Une urgence médicale à bord de l’ISS

Tout commence le 7 janvier 2026. L’équipage Crew-11 est en orbite depuis plusieurs semaines. Il est composé de quatre personnes : les astronautes américains Zena Cardman et Michael « Mike » Fincke, le Japonais Kimiya Yui (représentant l’agence spatiale JAXA) et le cosmonaute russe Oleg Platonov. Ce jour-là, un « problème médical » survient à bord, suffisamment sérieux pour conduire d’abord à l’annulation d’une sortie extravéhiculaire prévue de longue date — ces fameuses sorties dans l’espace en combinaison pressurisée — puis, deux jours plus tard, à une décision bien plus radicale.

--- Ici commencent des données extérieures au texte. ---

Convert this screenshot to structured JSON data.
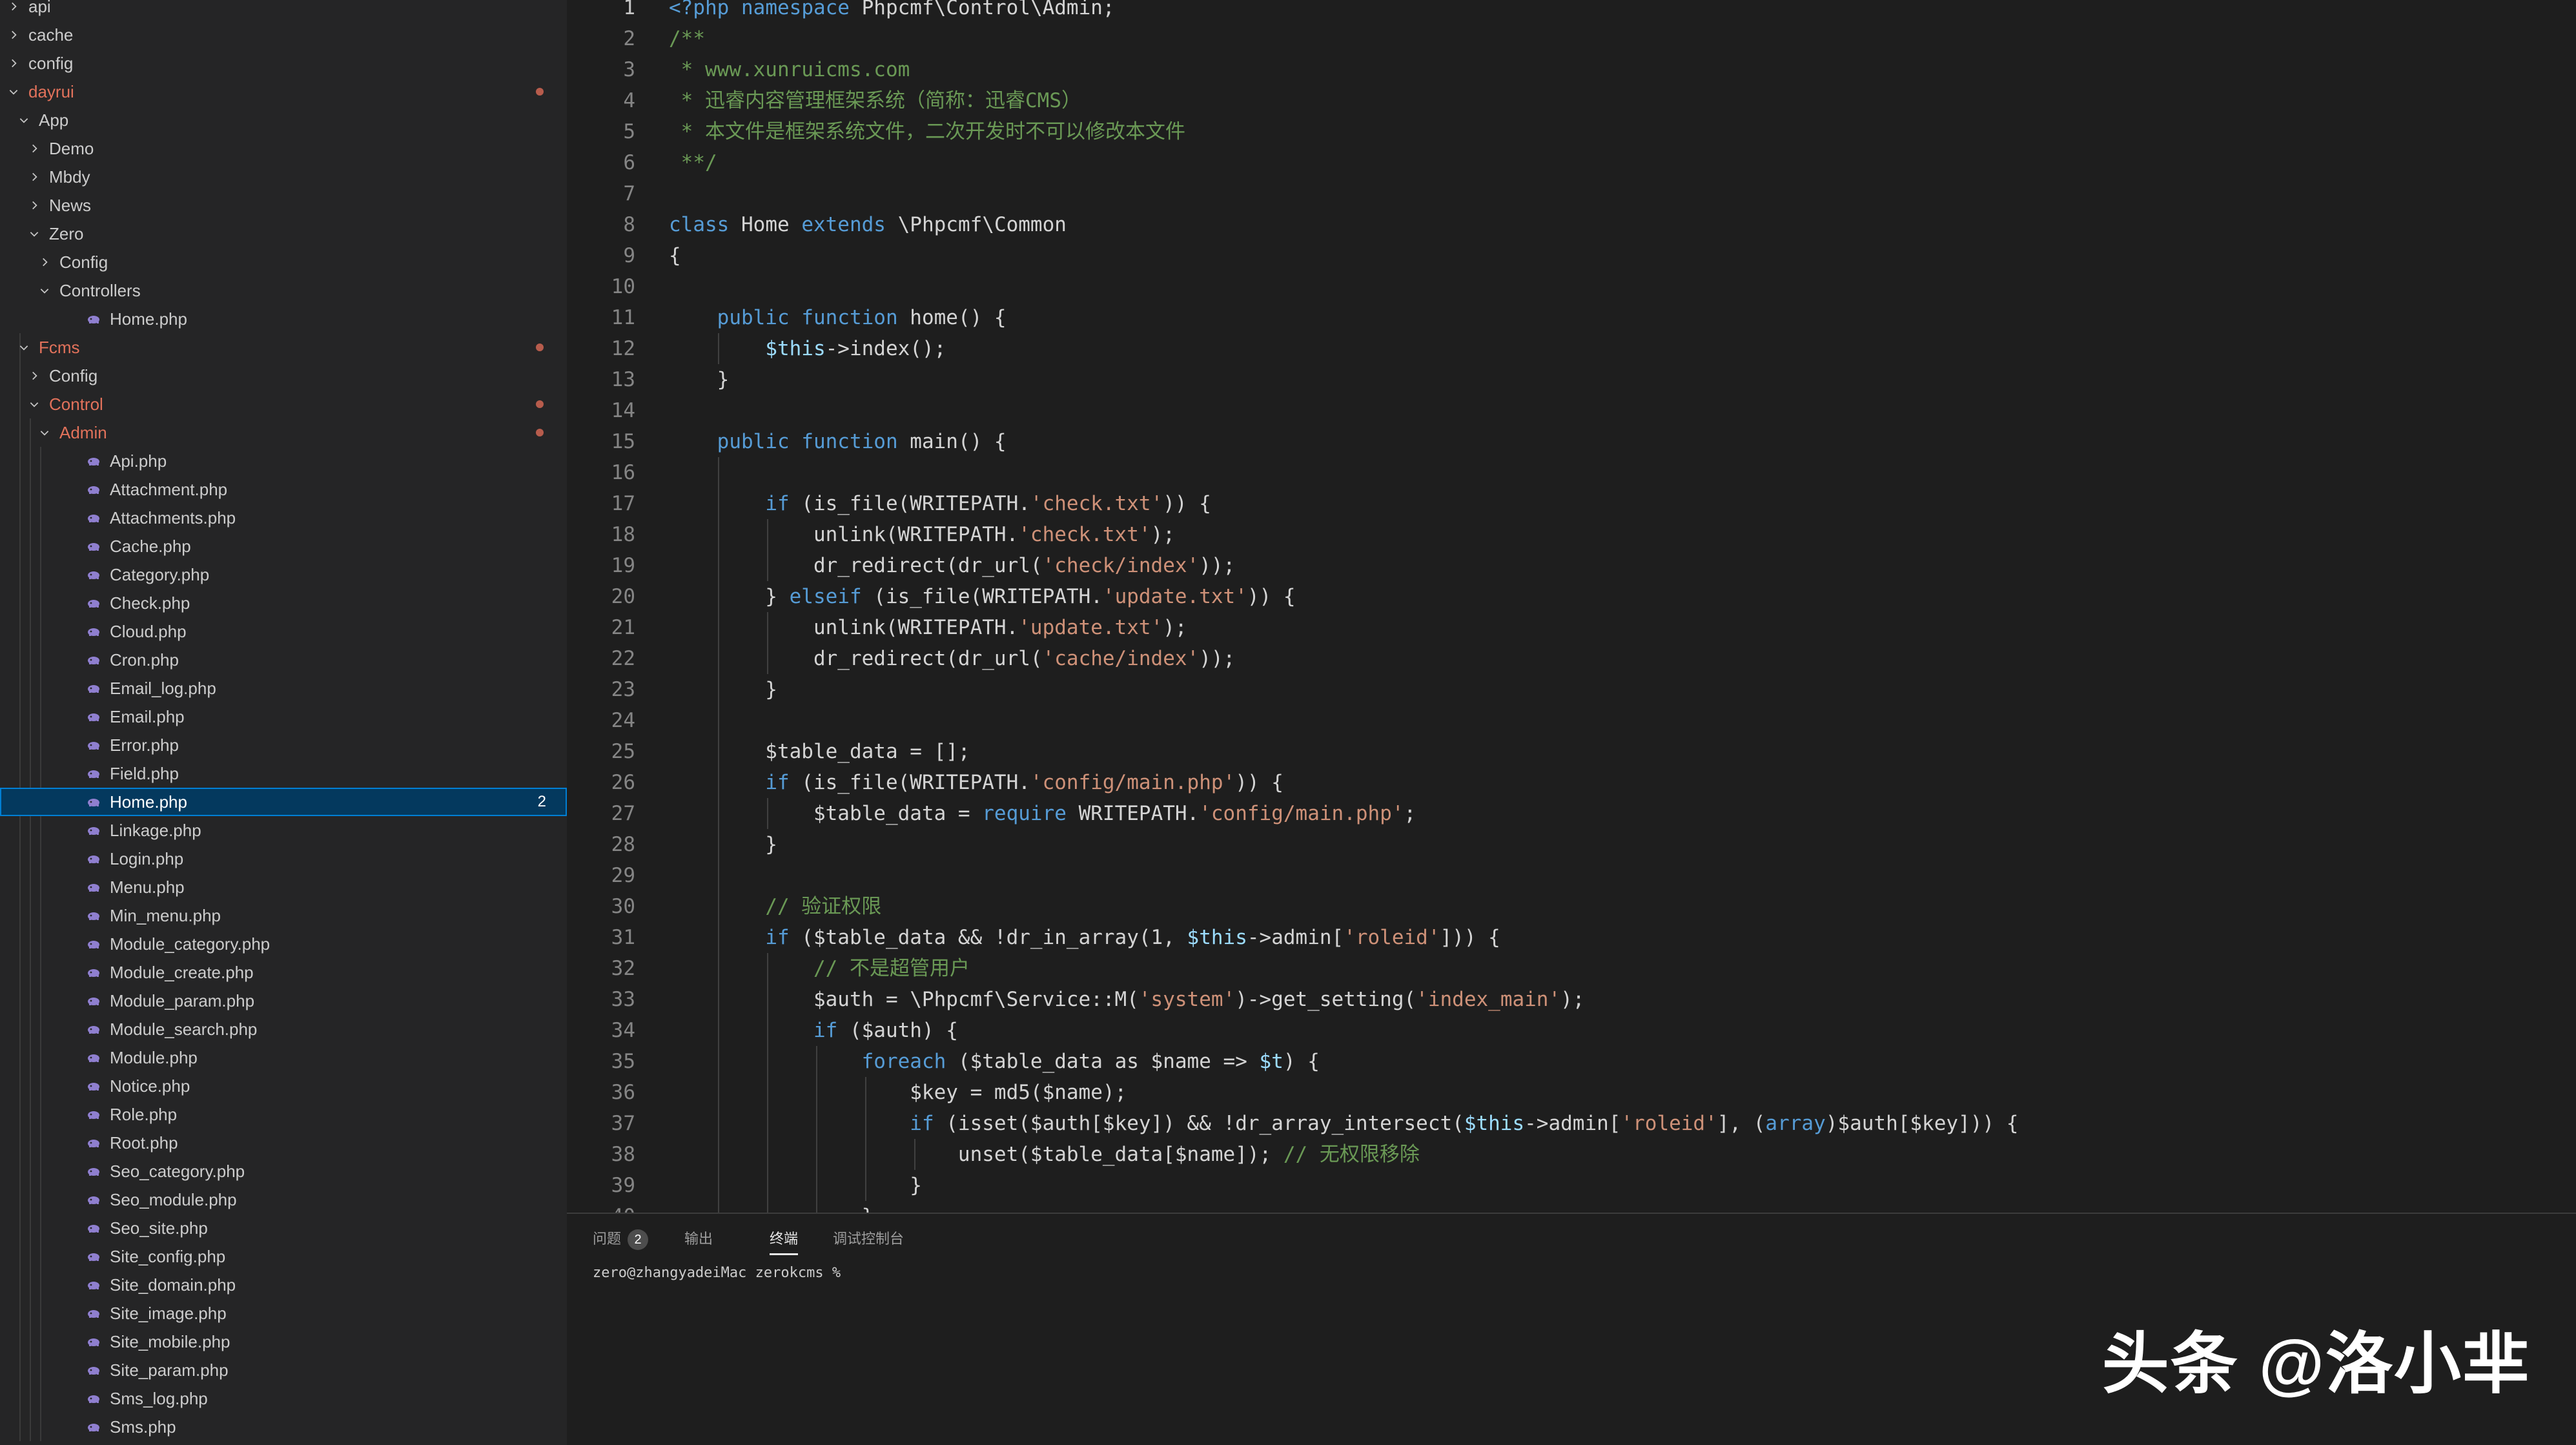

La NASA ordonne le retour anticipé de l’ensemble de l’équipage. Le 15 janvier, les quatre spationautes quittent la station à bord d’une capsule Crew Dragon de SpaceX et regagnent la Terre sains et saufs. C’est une première absolue dans l’histoire de la station : jamais auparavant un équipage n’avait dû rentrer pour des raisons médicales.

Mike Fincke lève le voile sur l’incident

Pendant plusieurs semaines, la NASA est restée très discrète sur les détails de l’événement. Puis, le 25 février 2026, l’agence publie un communiqué à la demande de l’astronaute lui-même : c’est Mike Fincke qui était concerné.

Dans ce texte sobre et touchant, il raconte : « Le 7 janvier, alors que j’étais à bord de la Station spatiale internationale, j’ai vécu un incident médical qui a nécessité une prise en charge immédiate de la part de mes incroyables coéquipiers. Grâce à leur réactivité et aux conseils de nos médecins de vol de la NASA, mon état s’est rapidement stabilisé. »

Il précise également que le retour sur Terre n’a pas été décidé dans la précipitation, mais pour permettre des examens médicaux complémentaires impossibles à réaliser en orbite. Sur sa santé actuelle, il se montre rassurant : « Je vais très bien et je poursuis le programme standard de réadaptation post-vol au Johnson Space Center à Houston. » La nature exacte du problème médical n’a pas été divulguée et le restera sans doute, conformément aux règles de confidentialité médicale.

Qui est Mike Fincke ?

Agé d’une cinquantaine d’années, Mike Fincke est l’un des astronautes les plus chevronnés de la NASA. Ancien officier de l’US Air Force, ingénieur et pilote d’essai, il a étudié dans deux des universités les plus prestigieuses au monde : le MIT (Massachusetts Institute of Technology) et Stanford. Sélectionné comme astronaute en 1996, il a déjà effectué plusieurs missions spatiales de longue durée et comptabilise des centaines de jours en orbite. C’est dire si cet incident est d’autant plus surprenant qu’il touche un homme parfaitement entraîné et expérimenté.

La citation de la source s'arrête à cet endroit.